Rets – Como é o dia-a-dia da TV e como são os processos?

Cláudia Corbisier – As atividades, desempenhadas tanto pelos pacientes quanto por quem é só funcionário da ONG, incluem "fazer câmera", editar, digitar, cuidar da produção – tudo relacionado à TV, enfim. Trata-se de um trabalho como outro qualquer. Eles aprenderam as técnicas de produção para vídeo com a equipe da TV Maxambomba, ligada ao Cecip, que nos prestou uma assistência e um apoio técnico, na etapa inicial.
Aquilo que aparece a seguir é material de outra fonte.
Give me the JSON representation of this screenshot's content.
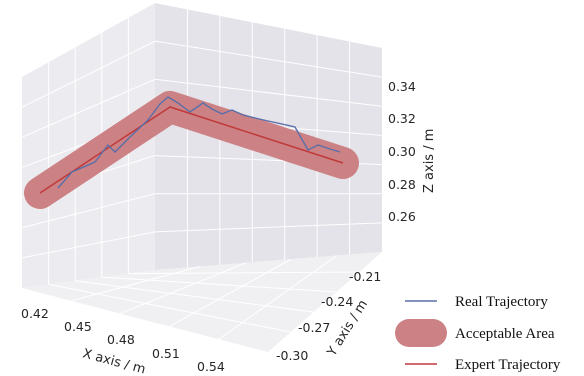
{
  "chart_data": {
    "type": "line",
    "projection": "3d",
    "xlabel": "X axis / m",
    "ylabel": "Y axis / m",
    "zlabel": "Z axis / m",
    "x_ticks": [
      "0.42",
      "0.45",
      "0.48",
      "0.51",
      "0.54"
    ],
    "y_ticks": [
      "-0.21",
      "-0.24",
      "-0.27",
      "-0.30"
    ],
    "z_ticks": [
      "0.34",
      "0.32",
      "0.30",
      "0.28",
      "0.26"
    ],
    "legend": [
      "Real Trajectory",
      "Acceptable Area",
      "Expert Trajectory"
    ],
    "legend_position": "bottom-right",
    "grid": true,
    "colors": {
      "real": "#5a6fa8",
      "expert": "#c0393b",
      "area": "#cc8285",
      "pane_left": "#ececf0",
      "pane_right": "#e4e4ea",
      "pane_floor": "#f1f1f4",
      "grid": "#ffffff"
    }
  }
}
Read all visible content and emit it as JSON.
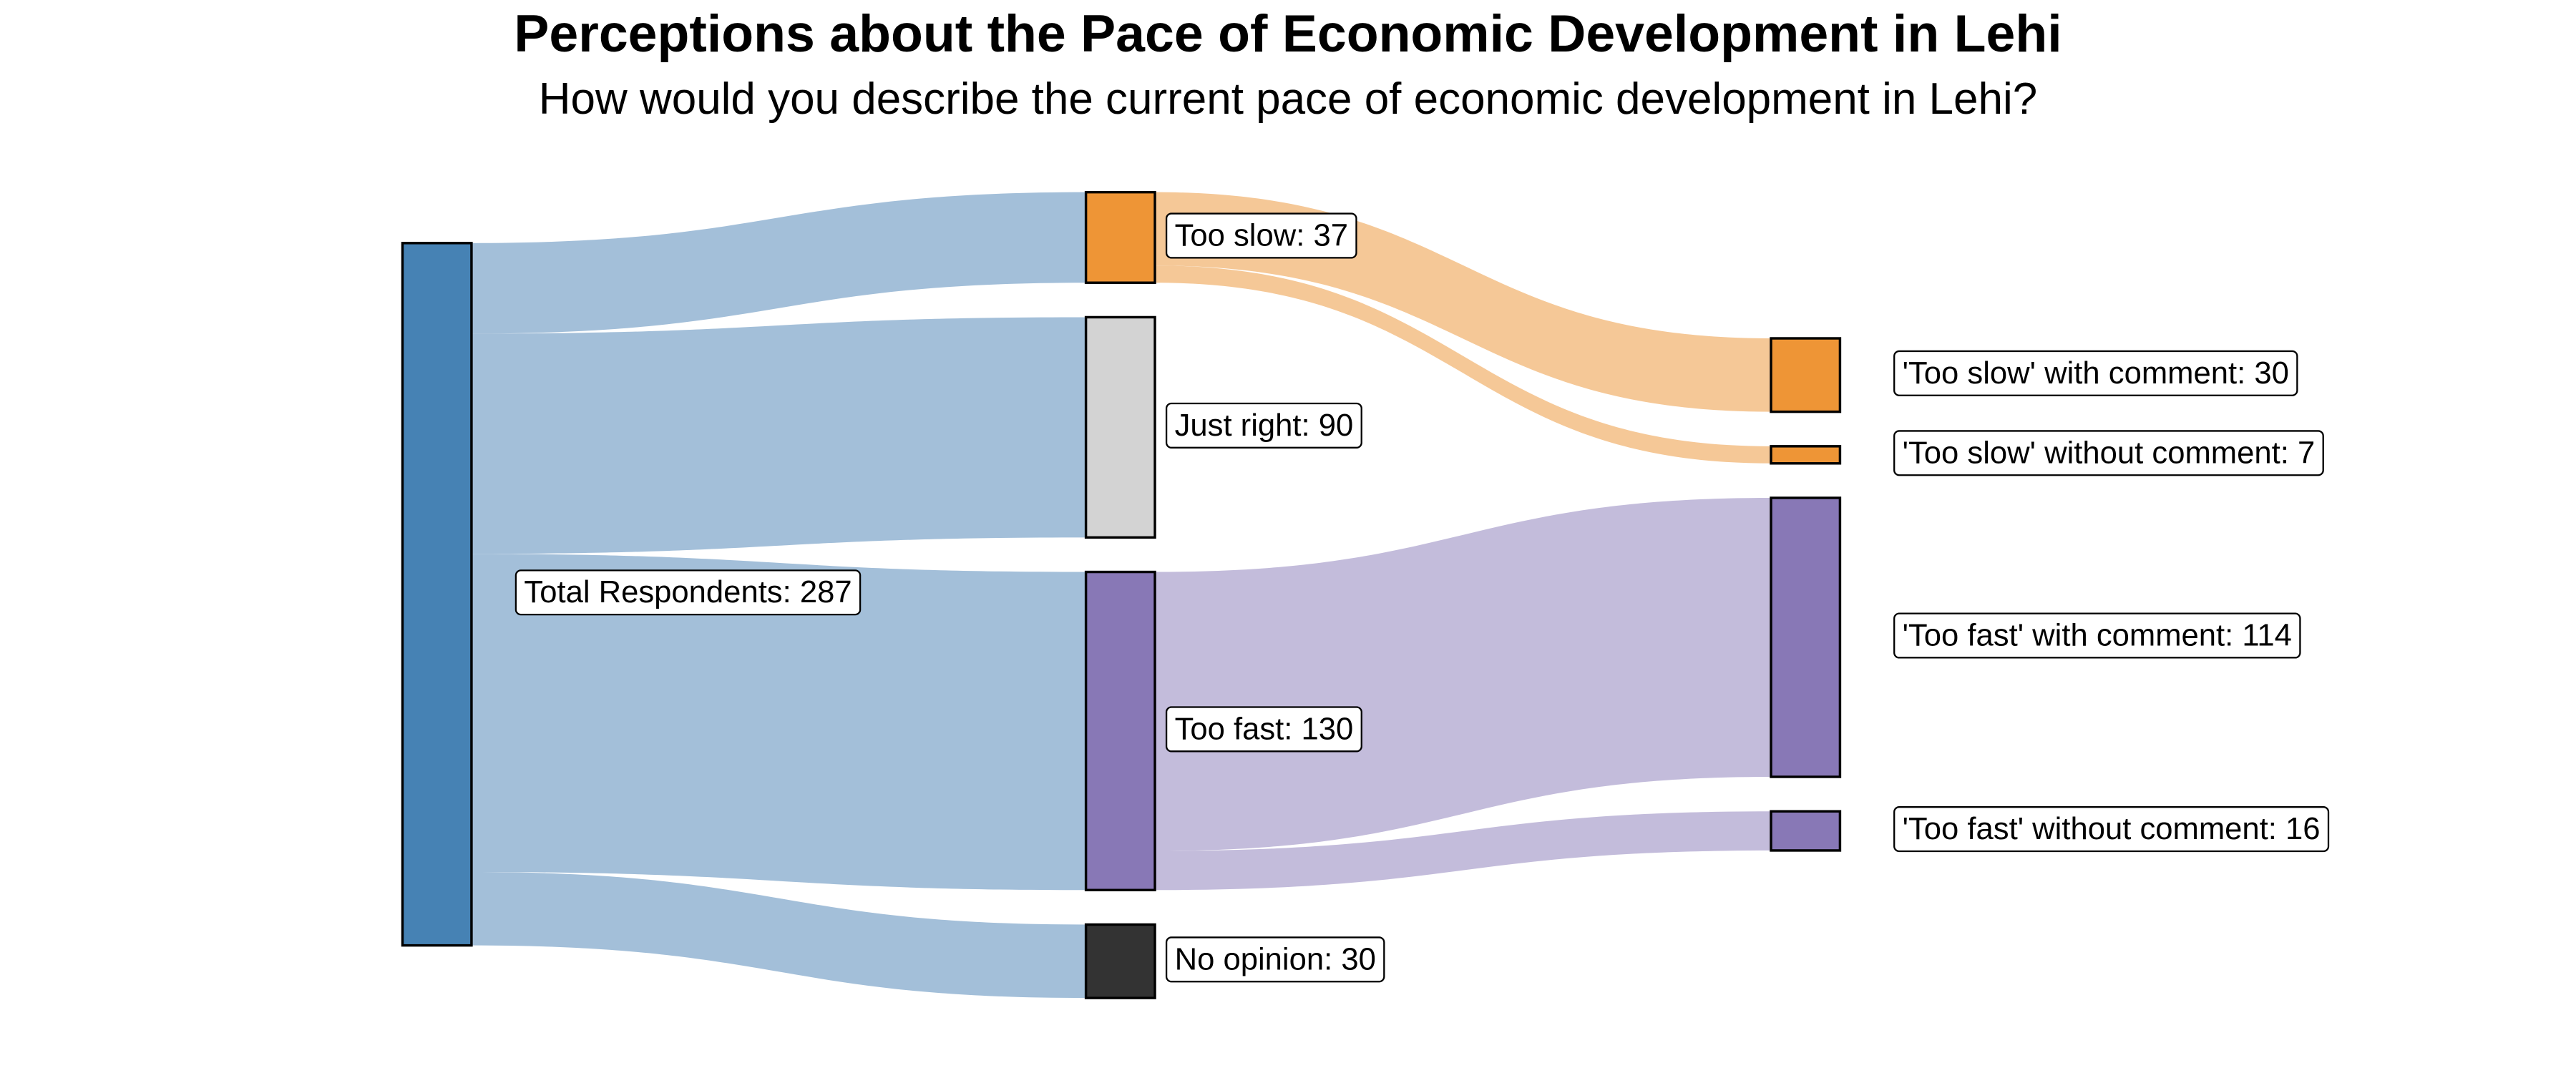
{
  "chart_data": {
    "type": "sankey",
    "title": "Perceptions about the Pace of Economic Development in Lehi",
    "subtitle": "How would you describe the current pace of economic development in Lehi?",
    "nodes": [
      {
        "label": "Total Respondents: 287",
        "value": 287,
        "color": "#4682b4"
      },
      {
        "label": "Too slow: 37",
        "value": 37,
        "color": "#ee9536"
      },
      {
        "label": "Just right: 90",
        "value": 90,
        "color": "#d3d3d3"
      },
      {
        "label": "Too fast: 130",
        "value": 130,
        "color": "#8878b6"
      },
      {
        "label": "No opinion: 30",
        "value": 30,
        "color": "#333333"
      },
      {
        "label": "'Too slow' with comment: 30",
        "value": 30,
        "color": "#ee9536"
      },
      {
        "label": "'Too slow' without comment: 7",
        "value": 7,
        "color": "#ee9536"
      },
      {
        "label": "'Too fast' with comment: 114",
        "value": 114,
        "color": "#8878b6"
      },
      {
        "label": "'Too fast' without comment: 16",
        "value": 16,
        "color": "#8878b6"
      }
    ],
    "links": [
      {
        "source": 0,
        "target": 1,
        "value": 37,
        "color": "#a3bfd9"
      },
      {
        "source": 0,
        "target": 2,
        "value": 90,
        "color": "#a3bfd9"
      },
      {
        "source": 0,
        "target": 3,
        "value": 130,
        "color": "#a3bfd9"
      },
      {
        "source": 0,
        "target": 4,
        "value": 30,
        "color": "#a3bfd9"
      },
      {
        "source": 1,
        "target": 5,
        "value": 30,
        "color": "#f5c897"
      },
      {
        "source": 1,
        "target": 6,
        "value": 7,
        "color": "#f5c897"
      },
      {
        "source": 3,
        "target": 7,
        "value": 114,
        "color": "#c3bcdb"
      },
      {
        "source": 3,
        "target": 8,
        "value": 16,
        "color": "#c3bcdb"
      }
    ]
  }
}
Porém, hoje em dia, qualquer um dos que trabalham na TV domina o ofício e poderia até dar aulas.

Cada programa demora cerca de dois a três meses para ficar pronto. Todos os colaboradores participam, muitas vezes desempenhando mais de uma função. Depois de prontos, os programas são veiculados no Canal Sáude, ligado à Fundação Oswaldo Cruz, e na TVE.

Rets – Quais efeitos positivos vocês percebem nos pacientes como conseqüência do trabalho ou da sua retratação na TV?

Cláudia Corbisier – Experimentamos uma melhora na auto-estima. Não é nenhuma mágica. Sentimos que a TV Pinel faz com que cresça o nível de responsabilidade com o entorno deles e modifica o relacionamento deles com a vida. O crescimento da auto-estima vem daí. É um processo de construção, que muda a imagem que eles têm de si próprios. Em um momento, eles eram pessoas alijadas, postas de lado, e, no outro, eles se vêem na TV, se vêem como repórteres, tornam-se produtores. Isso muda a auto-imagem deles. Há uma continuação do trabalho psíquico que é muito importante.

Rets – A TV Pinel pode ser considerada um tratamento, então?

Cláudia Corbisier – Não. É importante que isso fique claro: a TV Pinel não é um tratamento, é um trabalho. Tem um efeito terapêutico, claro, mas é essencialmente um trabalho, um avanço na reforma psiquiátrica, que começou na Itália, com Franco Basaglia, na década de 70, no sentido da reabilitação da pessoa. Nós criticamos os tratamentos em que os pacientes mentais ficam isolados, alijados da sociedade. Queremos que a pessoa dê continuidade ao fluxo da sua vida. A crise não impede que as pessoas continuem produzindo, e é para isso que a TV contribui. Já houve caso de uma das pessoas da nossa equipe ter uma crise mais grave, ter de passar por um tratamento mais cerrado, mas nem por isso a pessoa deixou de produzir, de pensar no trabalho na TV. Veio aqui e checou tudo que estava acontecendo no projeto do qual ela estava participando, opinou, criticou, tudo normalmente. Então, quem tem esse tipo de crise, esse tipo de sofrimento, pode ser criativo, produtivo, responsável por si próprio, por sua vida – se não de uma forma integral, de uma forma muito digna.